Albert Gubay, who founded Kwik Save and built up a property empire, has died aged 87.
A devout Roman Catholic, Gubay made headlines in 2010 when he used 98% of his fortune, some £470m, to start a charitable foundation. He also revealed that as a young man he made a pact with God to hand over half his fortune to the Church if he ever became rich.
“One Saturday, I didn’t know where the next penny was coming from and I lay on my bed and I had this conversation with God,” he told RTE in 2009. “I said ‘God, help me and whatever I make over the years of my life, when I die, half will go to the church’.
In recognition of his generosity, he was made a papal Knight Commander with Star of the Sacred Equestrian Order of St Gregory the Great by Pope Benedict XVI in 2011.

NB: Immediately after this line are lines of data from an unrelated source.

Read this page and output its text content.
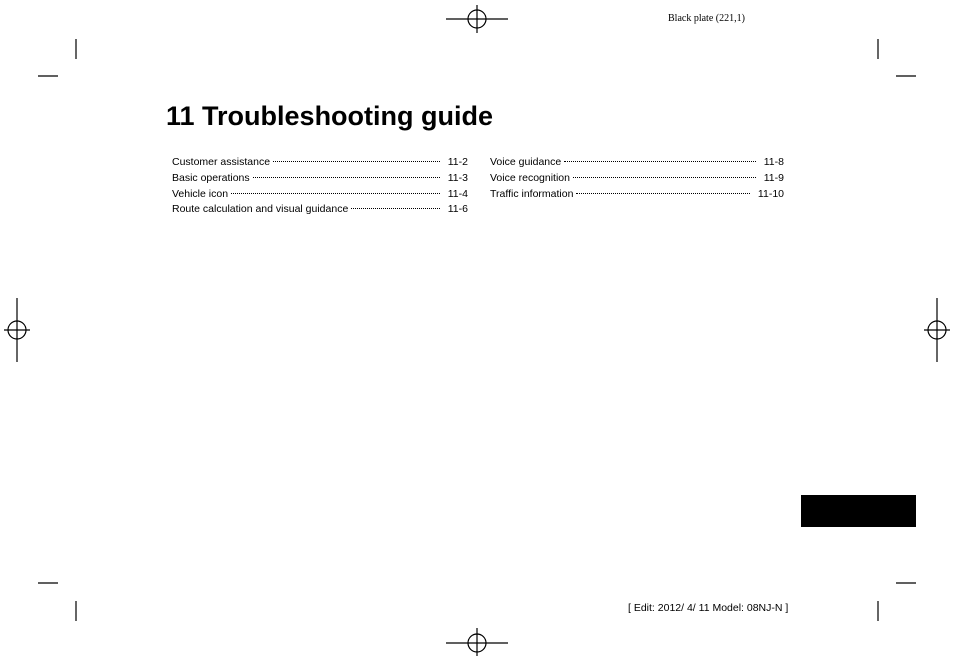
Black plate (221,1)
11 Troubleshooting guide
Customer assistance	11-2
Basic operations	11-3
Vehicle icon	11-4
Route calculation and visual guidance	11-6
Voice guidance	11-8
Voice recognition	11-9
Traffic information	11-10
[ Edit: 2012/ 4/ 11 Model: 08NJ-N ]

His business, the Derwent Group, said: “It is with the greatest sadness that we have to announce the death of our founder Albert Gubay on 5 January 2015. He had been ill for some time, but happily his close family were with him at the end. In due course more information will be supplied regarding his life, his legacy and the future of The Derwent Group, but for now all our thoughts are with his wife Carmel, his children and grandchildren.”
Born in Rhyl to an Irish mother and Iraqi Jewish father, Gubay started off selling sugar-free confectionery amid rationing following the Second World War. He set up Value Foods in Prestatyn in 1959 before founding Kwik Save in 1965. He went on to sell the supermarket chain for £14 million in 1973.
He then founded the Total Fitness network of gyms, which he sold in 2004 for £70m, and focused on building a property empire, largely in the North of England.
His charitable foundation will generate at least £20m every year to good causes.